I didn't learn a thing academically, I never got to the levels I'd left off as a kid so I paid no attention in class. It was a social learning environment and not an academic one. And the great deficiency in my home schooling was not academic (though I have significant gripes about that and would have loved to have pursued more advanced mathematics as a kid) but social. I did not know society at all and that was a far larger impediment to me than any academic deficiency would have been.

Of course, my own case was pretty extreme, and my social integration was less than that of even most home schooled kids but the more typical examples of home schooling I've seen similarly stunt social growth and suffer from the same types of fundamentally flawed motivation: to keep the kid away from X.

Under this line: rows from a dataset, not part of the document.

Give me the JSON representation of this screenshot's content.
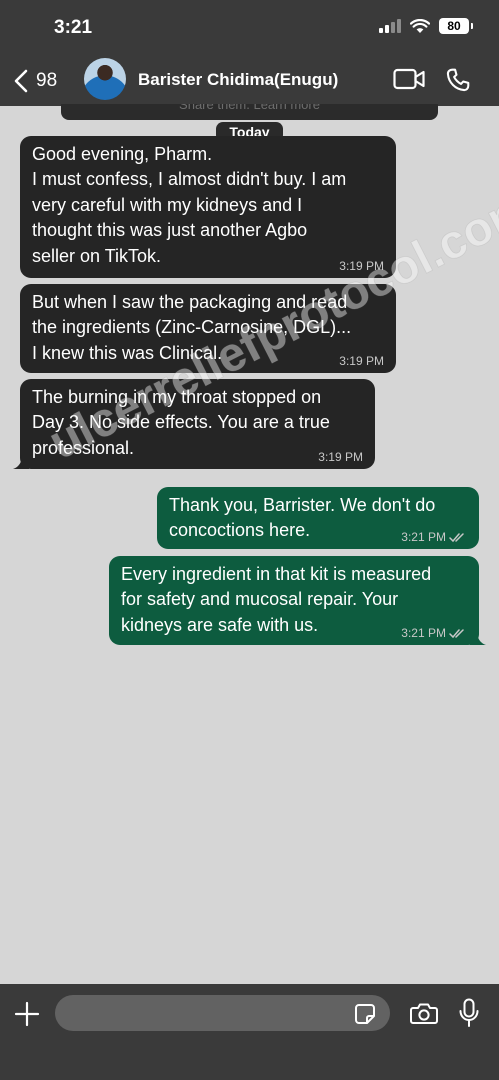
{
  "status": {
    "time": "3:21",
    "battery": "80"
  },
  "header": {
    "back_count": "98",
    "contact_name": "Barister Chidima(Enugu)"
  },
  "pinned": {
    "text": "Share them. Learn more"
  },
  "date_chip": "Today",
  "messages": [
    {
      "direction": "in",
      "lines": [
        "Good evening, Pharm.",
        "I must confess, I almost didn't buy. I am",
        "very careful with my kidneys and I",
        "thought this was just another Agbo",
        "seller on TikTok."
      ],
      "time": "3:19 PM"
    },
    {
      "direction": "in",
      "lines": [
        "But when I saw the packaging and read",
        "the ingredients (Zinc-Carnosine, DGL)...",
        "I knew this was Clinical."
      ],
      "time": "3:19 PM"
    },
    {
      "direction": "in",
      "lines": [
        "The burning in my throat stopped on",
        "Day 3. No side effects. You are a true",
        "professional."
      ],
      "time": "3:19 PM"
    },
    {
      "direction": "out",
      "lines": [
        "Thank you, Barrister. We don't do",
        "concoctions here."
      ],
      "time": "3:21 PM",
      "read": true
    },
    {
      "direction": "out",
      "lines": [
        "Every ingredient in that kit is measured",
        "for safety and mucosal repair. Your",
        "kidneys are safe with us."
      ],
      "time": "3:21 PM",
      "read": true
    }
  ],
  "watermark": "ulcerreliefprotocol.com",
  "composer": {
    "placeholder": ""
  },
  "icons": {
    "back": "chevron-left-icon",
    "video": "video-camera-icon",
    "call": "phone-icon",
    "plus": "plus-icon",
    "sticker": "sticker-icon",
    "camera": "camera-icon",
    "mic": "microphone-icon"
  },
  "colors": {
    "bar": "#3a3a3a",
    "chat_bg": "#d6d6d6",
    "incoming": "#252525",
    "outgoing": "#0d5c3f"
  }
}
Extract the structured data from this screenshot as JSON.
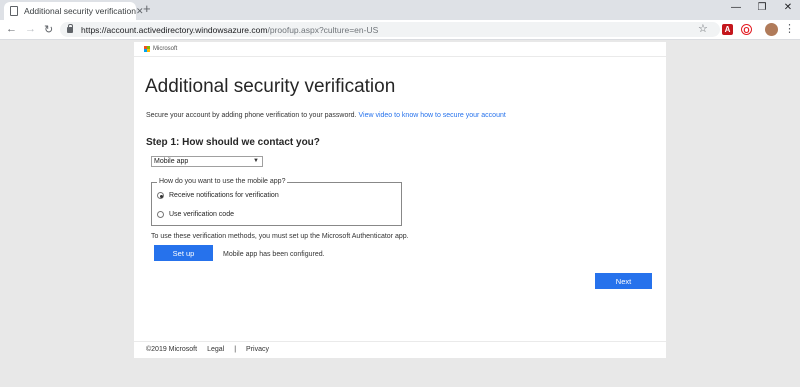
{
  "browser": {
    "tab_title": "Additional security verification",
    "tab_close": "✕",
    "new_tab": "+",
    "window_controls": {
      "minimize": "—",
      "restore": "❐",
      "close": "✕"
    },
    "nav": {
      "back": "←",
      "forward": "→",
      "reload": "↻"
    },
    "url_host": "https://account.activedirectory.windowsazure.com",
    "url_path": "/proofup.aspx?culture=en-US",
    "star_icon": "☆",
    "menu_icon": "⋮",
    "extensions": [
      {
        "name": "acrobat-extension-icon",
        "label": "A",
        "color": "#c4161c"
      },
      {
        "name": "opera-extension-icon",
        "label": "O",
        "color": "#e31c23"
      }
    ]
  },
  "page": {
    "brand": "Microsoft",
    "brand_colors": [
      "#f25022",
      "#7fba00",
      "#00a4ef",
      "#ffb900"
    ],
    "title": "Additional security verification",
    "intro_text": "Secure your account by adding phone verification to your password.",
    "intro_link": "View video to know how to secure your account",
    "step_heading": "Step 1: How should we contact you?",
    "contact_method": {
      "value": "Mobile app",
      "caret": "▼"
    },
    "mobile_app_group": {
      "legend": "How do you want to use the mobile app?",
      "options": [
        {
          "label": "Receive notifications for verification",
          "checked": true
        },
        {
          "label": "Use verification code",
          "checked": false
        }
      ]
    },
    "setup_note": "To use these verification methods, you must set up the Microsoft Authenticator app.",
    "setup_button": "Set up",
    "configured_status": "Mobile app has been configured.",
    "next_button": "Next",
    "footer": {
      "copyright": "©2019 Microsoft",
      "legal": "Legal",
      "separator": "|",
      "privacy": "Privacy"
    },
    "accent_color": "#2672ec"
  }
}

Millage may vary of course.
OCCOM BILL
 
  6  
Fri 22 Aug, 2008 01:26 pm
@sozobe,
I get the point, Soz, really I do. I made essentially similar points when I learned the Turbo Frog was to be home schooled in the first place. I should probably note: He did choose public school from freshman year on and I suspect Sis would have chose that for him even if he hadn't (she has a knack for getting the kids to choose what she thinks is best for them). She'd also tell you that 99% of the parenting part is done pre-teen... then you get to see what you get. I'm not unbiased, of course, but I find the results simply staggering.

I'll be curious how Sozlet reacts when she realizes how very little she learns in school compared to her potential. I recall thinking it was cool at first that it was so easy... but that gave way to being bored out of my skull.
Thomas
 
  2  
Fri 22 Aug, 2008 01:26 pm
@Robert Gentel,
Robert Gentel wrote:
I completely get the feeling. I remember swearing to "protect" my brother from school and make sure he only went to college, where people are actually there to learn and would not be in this odd prison-like society. The comparisons to prison were ones I made often, and that's what it felt like to me. I had to fight to keep from being the "bitch" and it was "survival of the fittest".

Looks as if I have another vote for my point about differences within the systems vs differences between the systems. Smile

And thanks for understanding the feeling. People usually think I'm hyping it up when I say that.
DrewDad
 
  1  
Fri 22 Aug, 2008 01:29 pm
@Robert Gentel,
Very interesting, thank you. (sincerely)
0 Replies
 
DrewDad
 
  3  
Fri 22 Aug, 2008 01:32 pm
@Robert Gentel,
I know, but at the same time I'm saying maybe you just haven't met the right kind of homeshoolers.
sozobe
 
  1  
Fri 22 Aug, 2008 01:32 pm
@OCCOM BILL,
Well, there's what Robert said early on too -- she's not ONLY learning in school. With an English major/ art minor/ education master's mom, and a scientist/math whiz dad, she's getting a fairly well-rounded supplementary education at home.

And she's recognized as gifted in school and they're letting her go at her own pace. (There are good public schools, honest.) She's learning plenty there.

But she loves to go for social aspects beyond all else, probably. She's an only child so that takes on extra importance. She has a whole lot of really rich friendships, and she just loves spending time with all these kids at school. (The whole grade has recess and lunch together, so all of the friends congregate, including the ones who are not in her class.)